Bernie Sanders outflanked political possibility in this campaign. At the start of this campaign, no one at the elite levels of the Democratic Party and progressive advocacy ecosystem thought he could come this far--no one. He did it by tapping into a deep reservoir of grassroots progressive activism that almost everyone else has just flat out left on the table.
The Democratic Party and many progressive advocacy organizations rely on this activist base for small donations, but they don't really engage it. Communication to this activist base is typically outsourced to political consultancies who, more often than not, use superficial methods to turn lists of emails into television commercials. It works well enough to raise a decent amount of campaign cash, but it generates nowhere near the vast resources--both human and monetary--that Sanders has unlocked through his full-throated challenge to moneyed interests.
The lesson of the Bernie Sanders campaign, win or lose, is that elected Democrats and progressive advocacy organizations are leaving political possibility on the table when they leave engagement with the progressive grassroots on the table. For decades it was widely believed that this was not the case, and that instead you could get more done as a Democrat by accommodating moneyed interests than by partnering with the grassroots left. Well, it is time for Democrats to recalculate.

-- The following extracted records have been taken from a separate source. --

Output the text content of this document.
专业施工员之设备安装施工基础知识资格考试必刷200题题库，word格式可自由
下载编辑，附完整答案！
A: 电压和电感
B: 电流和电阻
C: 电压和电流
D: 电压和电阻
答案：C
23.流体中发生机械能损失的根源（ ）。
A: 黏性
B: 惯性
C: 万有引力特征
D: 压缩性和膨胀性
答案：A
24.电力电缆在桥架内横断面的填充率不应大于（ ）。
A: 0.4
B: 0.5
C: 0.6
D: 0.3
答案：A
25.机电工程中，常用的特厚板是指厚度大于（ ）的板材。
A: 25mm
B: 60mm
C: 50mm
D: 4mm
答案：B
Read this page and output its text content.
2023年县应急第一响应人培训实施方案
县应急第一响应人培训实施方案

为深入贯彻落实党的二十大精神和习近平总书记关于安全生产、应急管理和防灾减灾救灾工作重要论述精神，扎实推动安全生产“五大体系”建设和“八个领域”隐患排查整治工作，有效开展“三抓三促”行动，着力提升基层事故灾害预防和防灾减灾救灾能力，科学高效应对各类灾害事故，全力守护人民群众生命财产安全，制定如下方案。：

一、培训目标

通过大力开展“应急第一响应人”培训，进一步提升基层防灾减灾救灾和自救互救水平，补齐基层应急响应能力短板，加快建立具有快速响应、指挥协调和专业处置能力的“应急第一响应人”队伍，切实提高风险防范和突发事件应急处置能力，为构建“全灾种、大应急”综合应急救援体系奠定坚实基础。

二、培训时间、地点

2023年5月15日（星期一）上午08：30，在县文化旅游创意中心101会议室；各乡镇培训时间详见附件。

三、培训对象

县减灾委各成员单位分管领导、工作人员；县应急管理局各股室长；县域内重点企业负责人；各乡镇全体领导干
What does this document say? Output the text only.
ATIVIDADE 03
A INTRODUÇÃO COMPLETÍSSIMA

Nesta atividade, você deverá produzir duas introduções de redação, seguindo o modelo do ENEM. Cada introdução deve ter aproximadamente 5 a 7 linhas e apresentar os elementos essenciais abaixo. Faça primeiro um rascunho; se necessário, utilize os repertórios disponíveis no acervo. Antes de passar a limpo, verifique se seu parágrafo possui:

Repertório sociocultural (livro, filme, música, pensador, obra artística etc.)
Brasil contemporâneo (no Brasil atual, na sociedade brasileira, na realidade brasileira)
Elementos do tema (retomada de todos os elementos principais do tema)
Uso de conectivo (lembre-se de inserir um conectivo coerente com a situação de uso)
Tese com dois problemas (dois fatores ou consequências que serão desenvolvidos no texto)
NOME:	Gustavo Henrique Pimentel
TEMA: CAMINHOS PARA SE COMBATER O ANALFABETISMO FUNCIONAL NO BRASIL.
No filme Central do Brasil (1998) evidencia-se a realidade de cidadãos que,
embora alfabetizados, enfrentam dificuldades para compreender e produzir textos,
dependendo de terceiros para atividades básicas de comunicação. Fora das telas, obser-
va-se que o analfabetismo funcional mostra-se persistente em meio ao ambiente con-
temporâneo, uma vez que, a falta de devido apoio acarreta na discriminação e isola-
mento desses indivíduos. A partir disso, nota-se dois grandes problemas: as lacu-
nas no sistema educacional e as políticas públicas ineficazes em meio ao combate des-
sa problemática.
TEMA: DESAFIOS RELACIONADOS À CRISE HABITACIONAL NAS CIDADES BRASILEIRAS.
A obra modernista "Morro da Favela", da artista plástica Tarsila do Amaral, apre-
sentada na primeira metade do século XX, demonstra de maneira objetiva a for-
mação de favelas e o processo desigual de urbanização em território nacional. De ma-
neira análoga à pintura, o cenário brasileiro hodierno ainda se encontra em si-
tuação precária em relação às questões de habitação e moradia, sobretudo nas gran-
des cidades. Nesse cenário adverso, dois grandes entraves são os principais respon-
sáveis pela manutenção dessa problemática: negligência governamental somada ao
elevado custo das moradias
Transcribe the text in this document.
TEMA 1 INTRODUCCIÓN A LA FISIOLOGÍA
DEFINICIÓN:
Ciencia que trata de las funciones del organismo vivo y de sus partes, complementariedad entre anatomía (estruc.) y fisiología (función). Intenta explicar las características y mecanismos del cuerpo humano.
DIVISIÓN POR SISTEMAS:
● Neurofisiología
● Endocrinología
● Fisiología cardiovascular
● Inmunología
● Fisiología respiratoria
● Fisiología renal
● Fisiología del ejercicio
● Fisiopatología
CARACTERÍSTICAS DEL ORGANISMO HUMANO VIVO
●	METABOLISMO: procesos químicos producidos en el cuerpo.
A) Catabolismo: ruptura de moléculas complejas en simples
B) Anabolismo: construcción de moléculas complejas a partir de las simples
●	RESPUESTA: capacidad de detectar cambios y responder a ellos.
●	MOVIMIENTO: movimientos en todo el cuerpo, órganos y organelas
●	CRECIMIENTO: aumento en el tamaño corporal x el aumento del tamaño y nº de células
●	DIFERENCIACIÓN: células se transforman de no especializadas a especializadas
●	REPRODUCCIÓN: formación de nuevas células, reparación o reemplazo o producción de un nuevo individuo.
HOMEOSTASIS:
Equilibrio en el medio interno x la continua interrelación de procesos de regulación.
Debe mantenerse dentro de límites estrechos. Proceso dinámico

The liberal-conservative gap in America
has never been smaller, and it
is only going to keep getting smaller. The liberal grassroots are better organized than ever through the larger than ever, even if no longer hip, constellation of digital-native organizations known as the netroots. They have reformed the filibuster, saved net neutrality, and have managed to give Bernie Sanders as much support you were able to give Hillary Clinton. Both you, and they, can do more when you work with them instead of just using them as an ATM. Together you can change what is politically possible, and in the process change the world.